In our book, “The Body and Sexuality in the New Religious Zionist Discourse,” which will be published soon (in Hebrew), we seek to monitor the new discourse developing in the early twenty-first century religious Zionist community regarding the body and sexuality through the examination of halakhic texts that appear in the dialogue between rabbis and the public. Our main conclusion is that the new religious Zionist discourse is defined by rising barriers that seek to isolate the religious Zionist discourse from the discourse of the “outside.” Here is historical irony: religious Zionism, which sought in its early days to be part of the modern Zionist revolution, is in face of the changes curling up protectively into an enclosed space and becoming increasingly similar to ultra-Orthodoxy, which never gave legitimacy to the body.
Among other topics, the book deals with halakha’s position on self-sexuality (masturbation) for men and women, as well as the autonomous sexuality of women (lesbianism) – in other words, sexuality that is not directed at men, and does not serve as a tool for them. Another chapter focuses on the gap that the hegemonic religious-Zionist discourse creates between ideal femininity and actual femininity.
It should be noted that in the past, various halakhic solutions were proposed for these problems, but paradoxically it is within the new discourse that those ideas have been rejected. The comparison between ideas raised in the past and the present halakhic responses allows us to examine the quality of the religious Zionist rulings, or at least of those of its rabbis, and their choosing a closed and fundamentalist dialogue with regard to women and men.
Even though the book primarily discusses the question of body and sexuality, a review of halakhic writings on the Q&A websites also reveals that virtual writing differs from classic halakhic writing: the halakhic ruler in the virtual world behaves like a Christian pastor, a spiritual shepherd who is called upon not just to interpret the sacred writings, but to actually save the souls of his flock. The rabbinic shepherd on the Internet does not stop at setting ideological goals for the questioner in line with “Da’at Torah"—he also analyzes the inner life of the questioner. He is a psychologist who enables the questioner to progress from his problematic psychological state to the realm of redemption, all the while critiquing the modern values that caused his problem in the first place.

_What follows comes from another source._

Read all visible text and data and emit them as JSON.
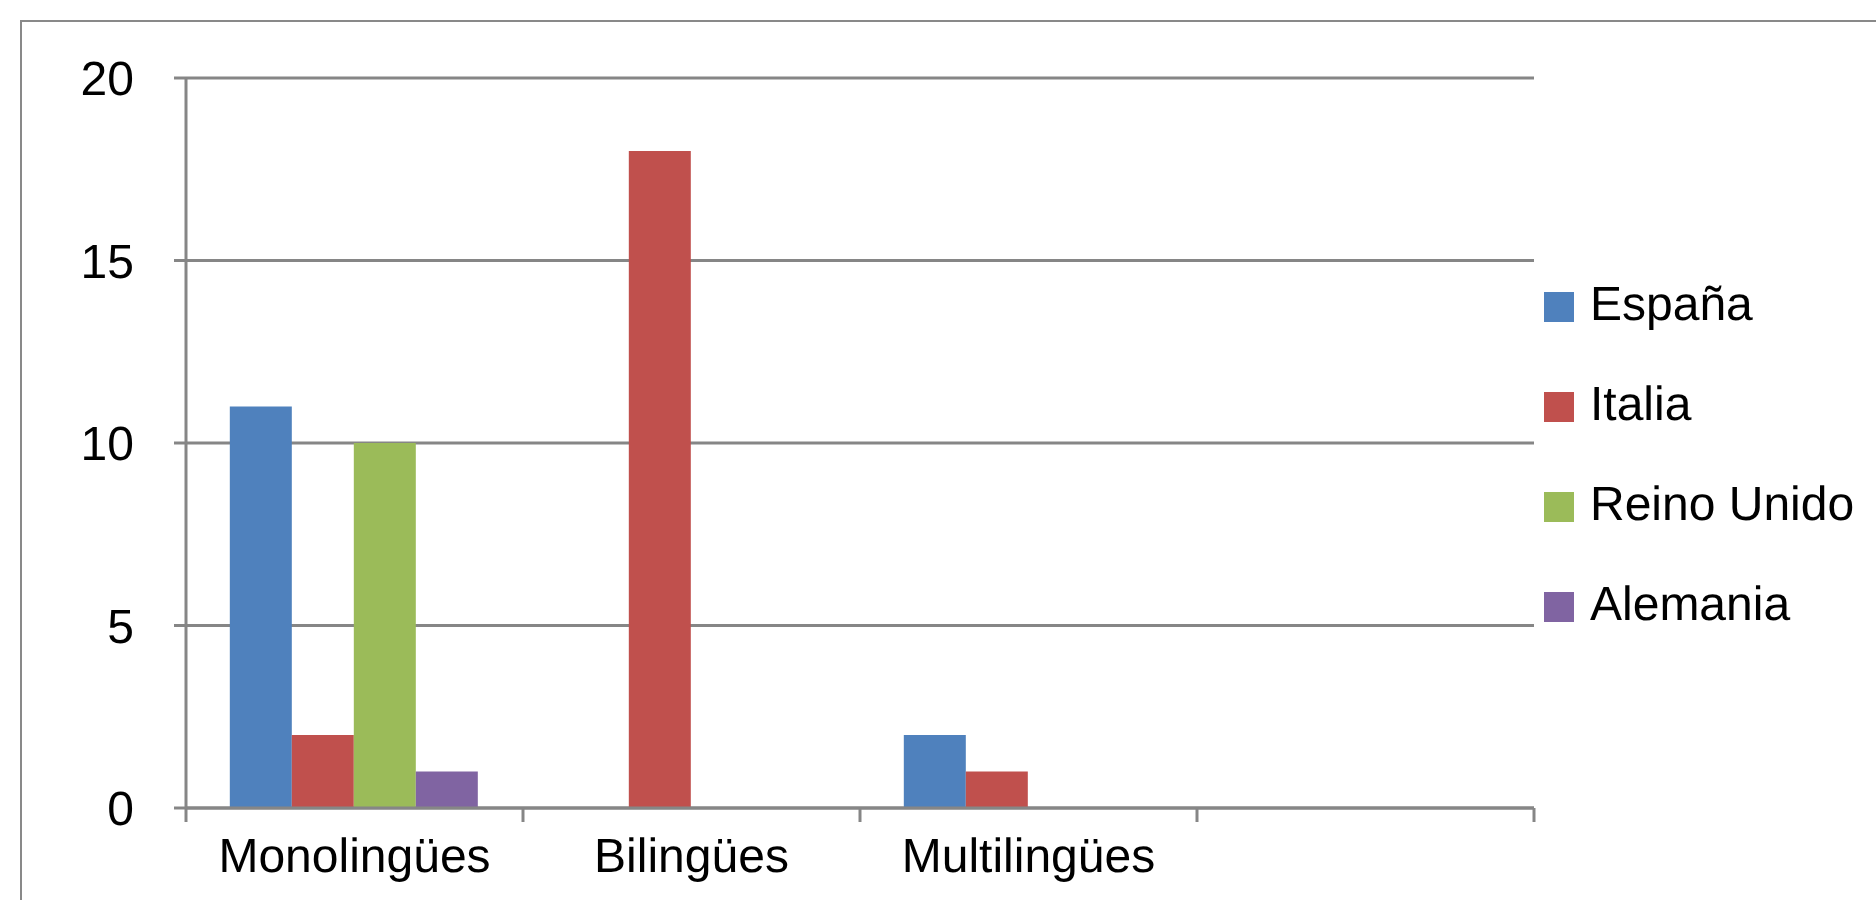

An overview of the halakhic rulings indicate a dissonance between life in the religious world vis-à-vis the halakhic space. As Foucault writes, the exercise of power plants the seeds of resistance. The virtual rulings, and especially the responses of questioners to them, indicate dissatisfaction and even agitation and resistance to halakha. We do not know who will win this battle, but the very existence of this struggle demonstrates that the stable and solid religious Zionist identity, or the stable identity that it has pretended to represent, is weakening.
Professor Avi Sagi, head of the Culture and Interpretation program and a lecturer in philosophy at Bar Ilan University, is a faculty member and senior fellow at the Shalom Hartman Institute.
Yakir Englander is a doctoral student who teaches in the Department of Jewish Thought at Hebrew University, and a research fellow at the Shalom Hartman Institute.